The venerable Smithsonian Institute has big plans to digitise its 137 million-piece collection – generating a new archive of 3D-printed models, exhibits, and scientific replicas.
As CNET reports, this is a major, major undertaking by the world's largest museum and research complex. Only about two percent of its collection is available for public viewing at any one time, so the project will help open up access to the museum’s artifacts to schools and other institutions.
Prior to this, according to Smithsonian 3D digitisation coordinator Adam Metallo, the only way to replicate pieces would be to make a copy using rubber moulding and casting.
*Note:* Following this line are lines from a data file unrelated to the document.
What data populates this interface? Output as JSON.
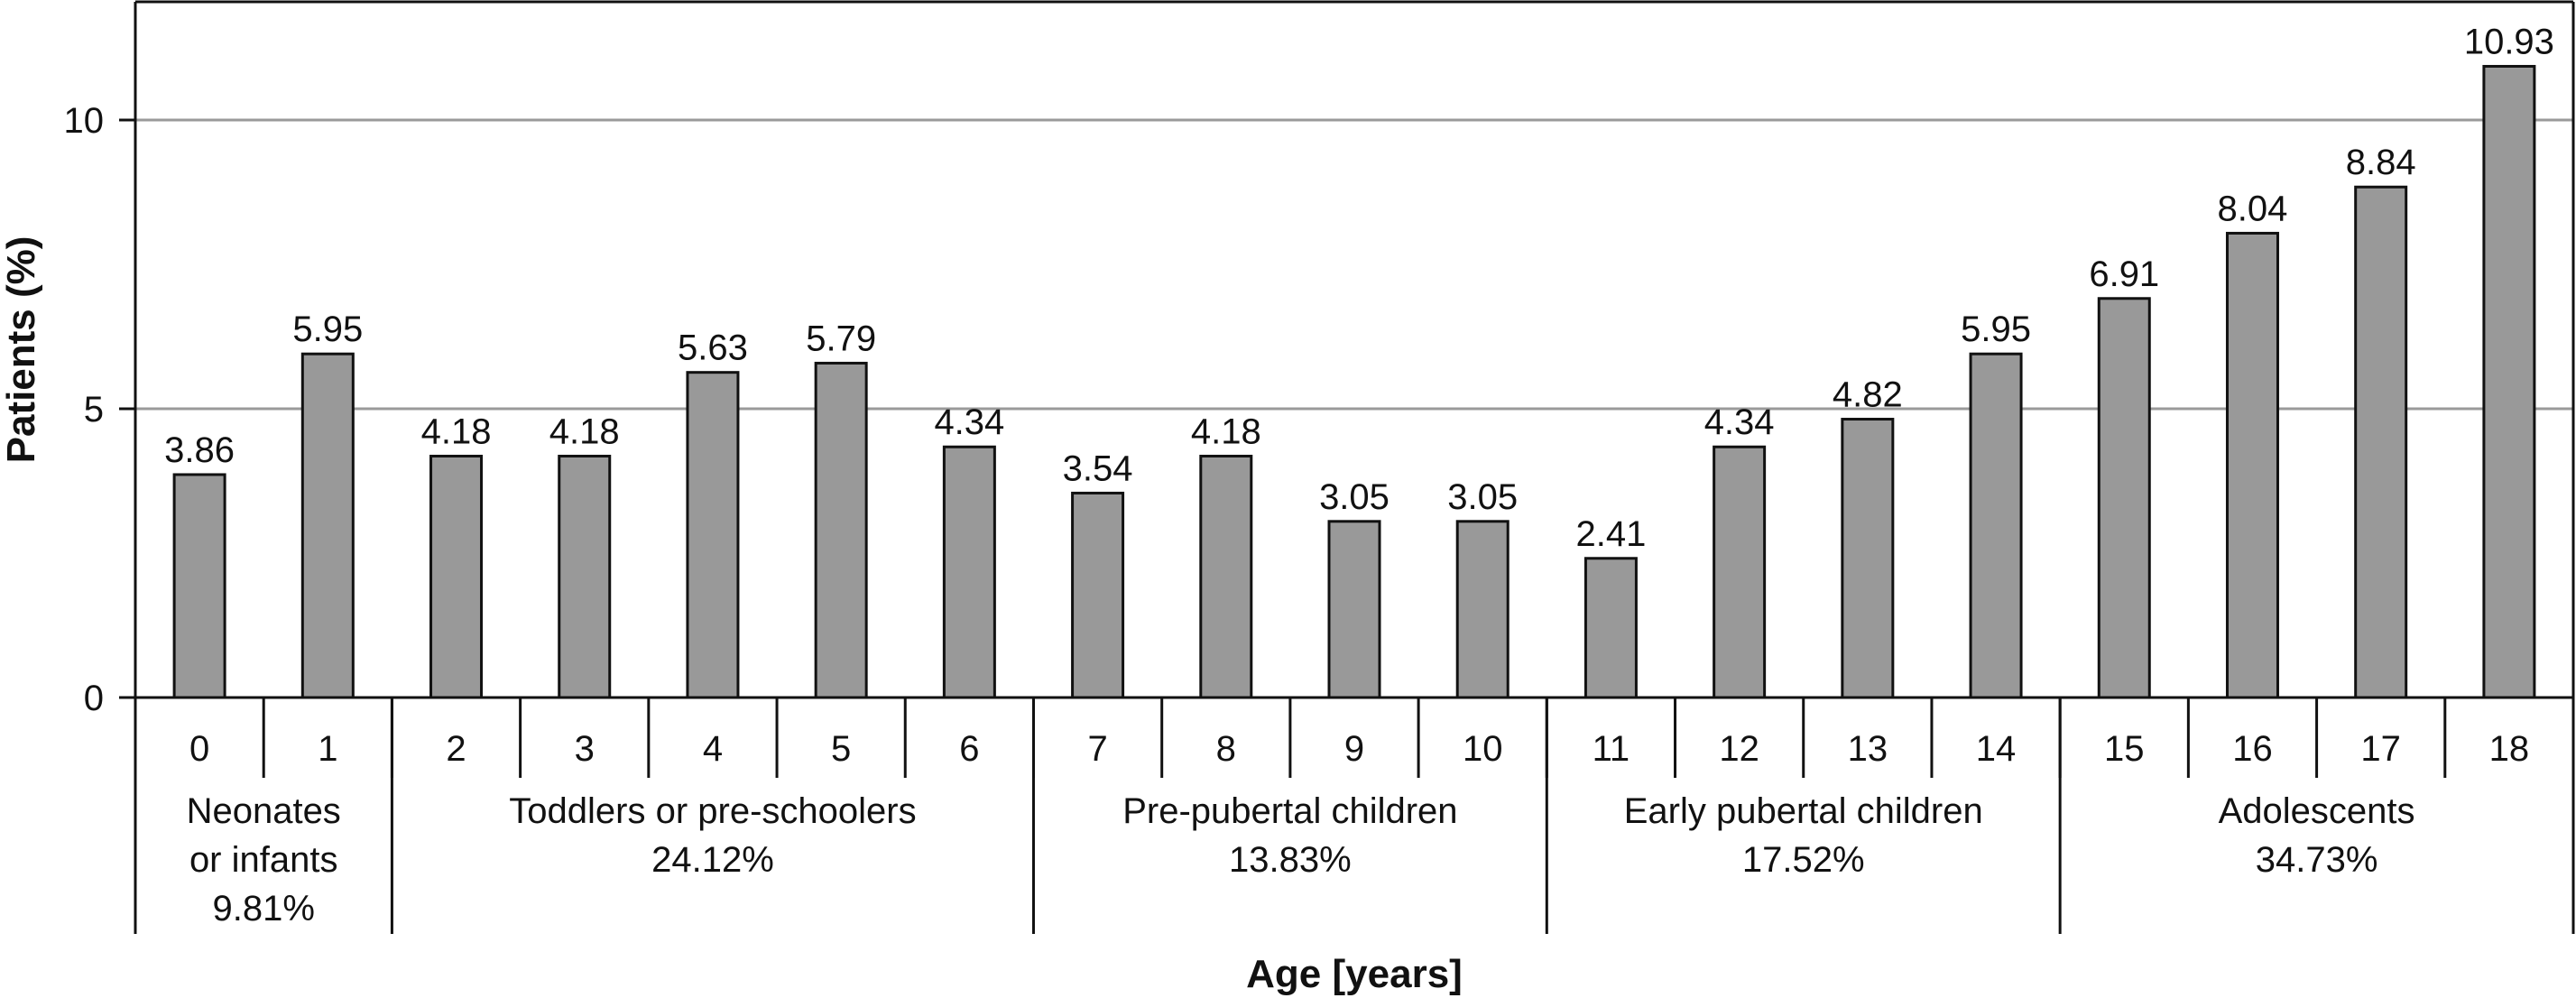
{
  "chart_data": {
    "type": "bar",
    "title": "",
    "xlabel": "Age [years]",
    "ylabel": "Patients (%)",
    "ylim": [
      0,
      12
    ],
    "yticks": [
      0,
      5,
      10
    ],
    "grid": true,
    "categories": [
      "0",
      "1",
      "2",
      "3",
      "4",
      "5",
      "6",
      "7",
      "8",
      "9",
      "10",
      "11",
      "12",
      "13",
      "14",
      "15",
      "16",
      "17",
      "18"
    ],
    "values": [
      3.86,
      5.95,
      4.18,
      4.18,
      5.63,
      5.79,
      4.34,
      3.54,
      4.18,
      3.05,
      3.05,
      2.41,
      4.34,
      4.82,
      5.95,
      6.91,
      8.04,
      8.84,
      10.93
    ],
    "value_labels": [
      "3.86",
      "5.95",
      "4.18",
      "4.18",
      "5.63",
      "5.79",
      "4.34",
      "3.54",
      "4.18",
      "3.05",
      "3.05",
      "2.41",
      "4.34",
      "4.82",
      "5.95",
      "6.91",
      "8.04",
      "8.84",
      "10.93"
    ],
    "groups": [
      {
        "lines": [
          "Neonates",
          "or infants",
          "9.81%"
        ],
        "start": 0,
        "end": 1
      },
      {
        "lines": [
          "Toddlers or pre-schoolers",
          "24.12%"
        ],
        "start": 2,
        "end": 6
      },
      {
        "lines": [
          "Pre-pubertal children",
          "13.83%"
        ],
        "start": 7,
        "end": 10
      },
      {
        "lines": [
          "Early pubertal children",
          "17.52%"
        ],
        "start": 11,
        "end": 14
      },
      {
        "lines": [
          "Adolescents",
          "34.73%"
        ],
        "start": 15,
        "end": 18
      }
    ],
    "colors": {
      "bar_fill": "#999999",
      "bar_stroke": "#111111",
      "grid": "#9a9a9a",
      "axis": "#111111"
    }
  }
}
Metallo and Vince Ross, a fellow coordinator, are the only two working on the project. Armed with a Minolta laser scanner, normal digital cameras and freely available cloud-based digitisation software, and a contract with Studio EIS, they're working their way through a few dozen projects a year, generating 3D models that are then turned into a 3D printed replica by RedEye on Demand.
A 3D printed replica of a Thomas Jefferson statue is currently the largest 3D printed museum-quality historical replica on Earth, Metallo says.
Some of these projects will end up as 3D printouts like the Jefferson model, while others will live on as digital 3D models.
But they do face a hurdle: how to ensure the data they create now will still be useable decades down the track?